Gemeinsam mit dem Patienten wird bei der Vorbereitung der Konfrontation im Rahmen der Psychoedukation ein Erklärungsmodell für die jeweiligen Beschwerden erarbeitet. Aus dem Modell wird mittels lernpsychologischer Prinzipien das Konfrontationsrational abgeleitet: Dieses besagt, dass die Angststärke nicht, wie seitens des Patienten erwartet, ins Unendliche steigen kann, sondern durch Habituation mit der Zeit zwangsläufig ein Plateau erreicht und letztlich absinkt, auch wenn man den gefürchteten Reiz nicht vermeidet sondern „in der Situation bleibt“. Somit kann durch die reale Erfahrung der Konfrontation die Angst „verlernt“ werden.

Ausgehend von dem Erklärungsmodell wird die tatsächliche Konfrontation mit den gefürchteten Situationen therapeutisch vorbereitet. Dazu gehört die Klärung und Steigerung der Wichtigkeit eines Erfolgs für den Patienten, die Erhöhung seiner Erwartung, die Exposition bewältigen zu können und schließlich die Auswahl der Situationen und der konkreten Vorgehensweise.

Im Rahmen der Konfrontationstherapie werden insbesondere bei der Erarbeitung des Erklärungsmodells gedankliche Anteile der Angst therapeutisch bearbeitet: Ängstliche Gedanken werden in Form von Erwartungen und Befürchtungen bewusst gemacht, konkretisiert und anhand der Realität überprüft. Das emotionale Erleben des Patienten im Gespräch und in der Exposition erleichtert die Veränderung der zu Grunde liegenden neuronalen Engramme und steigert die Effizienz des Lernprozesses.

Eine im Sinne des „Verlernens der Angst“ erfolgreiche Konfrontation ist also ein komplexer psychologischer Prozess und keinesfalls damit gleichzusetzen, dass der Patient sich „einfach nur seiner Angst stellen muss“.

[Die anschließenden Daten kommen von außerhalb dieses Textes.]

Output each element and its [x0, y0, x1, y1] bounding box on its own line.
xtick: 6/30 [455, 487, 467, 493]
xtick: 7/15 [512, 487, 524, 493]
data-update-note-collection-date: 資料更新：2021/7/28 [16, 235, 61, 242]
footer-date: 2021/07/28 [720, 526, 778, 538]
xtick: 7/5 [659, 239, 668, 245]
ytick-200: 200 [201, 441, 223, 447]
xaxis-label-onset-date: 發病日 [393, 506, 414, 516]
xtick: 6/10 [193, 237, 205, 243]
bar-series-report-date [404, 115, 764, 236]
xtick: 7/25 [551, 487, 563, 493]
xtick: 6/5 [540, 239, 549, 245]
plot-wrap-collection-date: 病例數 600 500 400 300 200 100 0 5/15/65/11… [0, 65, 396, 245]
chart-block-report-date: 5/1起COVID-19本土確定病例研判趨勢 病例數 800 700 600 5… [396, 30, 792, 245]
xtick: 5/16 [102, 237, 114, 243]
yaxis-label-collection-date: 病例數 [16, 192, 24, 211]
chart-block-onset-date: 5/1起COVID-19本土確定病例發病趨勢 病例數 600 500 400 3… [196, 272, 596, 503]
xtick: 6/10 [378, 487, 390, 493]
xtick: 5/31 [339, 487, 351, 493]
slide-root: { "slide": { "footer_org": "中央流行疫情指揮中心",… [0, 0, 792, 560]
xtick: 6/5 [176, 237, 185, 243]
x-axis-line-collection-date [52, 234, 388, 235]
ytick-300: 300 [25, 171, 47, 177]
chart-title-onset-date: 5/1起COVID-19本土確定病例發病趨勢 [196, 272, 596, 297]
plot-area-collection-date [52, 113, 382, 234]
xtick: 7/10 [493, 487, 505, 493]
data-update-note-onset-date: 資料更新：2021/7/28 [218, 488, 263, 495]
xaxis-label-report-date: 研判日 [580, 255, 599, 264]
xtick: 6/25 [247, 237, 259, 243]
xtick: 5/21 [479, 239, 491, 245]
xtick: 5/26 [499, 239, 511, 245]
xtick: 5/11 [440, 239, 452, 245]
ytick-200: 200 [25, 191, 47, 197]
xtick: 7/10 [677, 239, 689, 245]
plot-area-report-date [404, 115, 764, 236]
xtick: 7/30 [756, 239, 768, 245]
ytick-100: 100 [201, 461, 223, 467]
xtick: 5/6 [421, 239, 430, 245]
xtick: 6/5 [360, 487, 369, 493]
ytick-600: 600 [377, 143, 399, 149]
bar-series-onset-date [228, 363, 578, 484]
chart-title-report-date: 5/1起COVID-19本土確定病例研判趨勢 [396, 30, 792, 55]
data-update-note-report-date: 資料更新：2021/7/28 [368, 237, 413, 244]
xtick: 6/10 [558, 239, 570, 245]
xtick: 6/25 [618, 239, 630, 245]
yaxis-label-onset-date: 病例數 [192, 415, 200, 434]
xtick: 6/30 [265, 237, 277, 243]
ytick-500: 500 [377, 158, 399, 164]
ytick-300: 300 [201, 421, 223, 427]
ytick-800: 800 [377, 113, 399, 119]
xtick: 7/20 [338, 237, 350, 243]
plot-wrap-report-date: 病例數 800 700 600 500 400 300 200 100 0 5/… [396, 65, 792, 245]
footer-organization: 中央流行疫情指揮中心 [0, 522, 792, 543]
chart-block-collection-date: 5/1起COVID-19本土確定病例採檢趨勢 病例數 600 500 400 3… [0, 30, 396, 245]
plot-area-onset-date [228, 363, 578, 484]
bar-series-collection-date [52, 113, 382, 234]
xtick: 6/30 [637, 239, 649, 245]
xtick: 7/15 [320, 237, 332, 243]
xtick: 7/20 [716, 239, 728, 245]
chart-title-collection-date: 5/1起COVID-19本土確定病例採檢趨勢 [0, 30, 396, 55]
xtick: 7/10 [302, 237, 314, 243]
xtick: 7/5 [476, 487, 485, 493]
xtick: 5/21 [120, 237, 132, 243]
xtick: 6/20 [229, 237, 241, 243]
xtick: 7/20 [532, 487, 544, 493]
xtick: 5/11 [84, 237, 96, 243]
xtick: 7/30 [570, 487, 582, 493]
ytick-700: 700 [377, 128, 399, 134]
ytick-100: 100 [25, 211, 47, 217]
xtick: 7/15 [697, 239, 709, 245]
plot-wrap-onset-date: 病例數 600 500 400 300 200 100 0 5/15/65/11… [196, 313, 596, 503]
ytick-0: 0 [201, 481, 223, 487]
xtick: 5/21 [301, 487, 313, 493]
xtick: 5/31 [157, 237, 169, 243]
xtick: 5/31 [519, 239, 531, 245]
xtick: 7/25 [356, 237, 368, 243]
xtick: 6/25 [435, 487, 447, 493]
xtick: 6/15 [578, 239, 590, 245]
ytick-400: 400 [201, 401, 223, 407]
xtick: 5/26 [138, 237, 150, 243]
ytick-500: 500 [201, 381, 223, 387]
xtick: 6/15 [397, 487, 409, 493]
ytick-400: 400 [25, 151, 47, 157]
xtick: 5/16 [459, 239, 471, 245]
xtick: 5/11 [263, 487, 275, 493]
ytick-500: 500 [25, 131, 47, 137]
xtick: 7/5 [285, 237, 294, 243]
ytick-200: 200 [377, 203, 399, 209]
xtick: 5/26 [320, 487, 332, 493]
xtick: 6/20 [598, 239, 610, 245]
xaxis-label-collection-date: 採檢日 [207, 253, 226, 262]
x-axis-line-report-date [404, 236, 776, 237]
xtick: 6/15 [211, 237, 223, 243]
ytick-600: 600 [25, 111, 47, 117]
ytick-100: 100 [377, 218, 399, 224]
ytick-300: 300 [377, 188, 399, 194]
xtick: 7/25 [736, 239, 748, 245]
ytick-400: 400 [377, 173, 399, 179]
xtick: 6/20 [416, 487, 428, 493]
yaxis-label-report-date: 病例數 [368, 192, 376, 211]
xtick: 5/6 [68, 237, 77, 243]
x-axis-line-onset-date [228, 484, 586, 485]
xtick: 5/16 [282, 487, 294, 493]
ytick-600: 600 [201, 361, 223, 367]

Die ersten Expositionsübungen finden typischerweise in Begleitung des Therapeuten statt. Mit zunehmender Sicherheit auf Seiten des Patienten führt dieser die Übungen im weiteren selbstständig ohne Begleitung des Therapeuten fort.

Wirkmechanismen

Die Konfrontation soll Erstens eine Überprüfung der (extremen) Befürchtungen des Patienten ermöglichen. Im Gegensatz zur Vermeidung ermöglicht die Herangehensweise der Konfrontation mit der Realität dem Betroffenen, neue Erfahrungen und damit eine Veränderung der Befürchtungen, sowie im Erfolgsfall eine Stärkung seiner Bewältigungsfähigkeiten in der angstbesetzten Situation.

Zweitens dient insbesondere das fortgesetzte eigenständige Üben der Patienten der Gewöhnung an die angstauslösenden Reize und somit der weiteren und dauerhaften Verminderung der Angst.

Beides zusammengenommen beschreibt letztlich eine Lernerfahrung, die vergleichbar auch bei nicht krankheitswertigen Ängsten eine erfolgreiche Bewältigung der zuvor gefürchteten Herausforderung ermöglicht. Man denke hier zum Beispiel an das Schwimmenlernen, an Referate/Vorträge in Schule und Beruf, an Verkaufs- und Kundengespräche usw.

Differenzierung unterschiedlicher Vorgehensweisen

Je nachdem, ob sich der Patient mit seiner Angst in der Realität oder in der Vorstellung konfrontiert, wird zwischen einer Konfrontation in vivo bzw. in sensu unterschieden. Vorstellungsübungen können die Annäherung an die Angst erleichtern, aber auch zur Einübung veränderter Reaktionen genutzt werden.

Eine weitere Unterscheidungsmöglichkeit wird zwischen der massierten und der graduierten Konfrontation getroffen. Bei der massierten Konfrontation konfrontiert sich der Patient nach der Vorbereitungsphase sofort mit seinen größten Ängsten, um schnellstmögliche Erfolge zu erzielen. Bei der graduierten Konfrontation wird zuerst eine Angsthierarchie erstellt und in Absprache mit dem Therapeuten zu Beginn der Konfrontationsübungen eine leichtere Problemsituation ausgewählt, bei der größere Erfolgserwartungen bestehen.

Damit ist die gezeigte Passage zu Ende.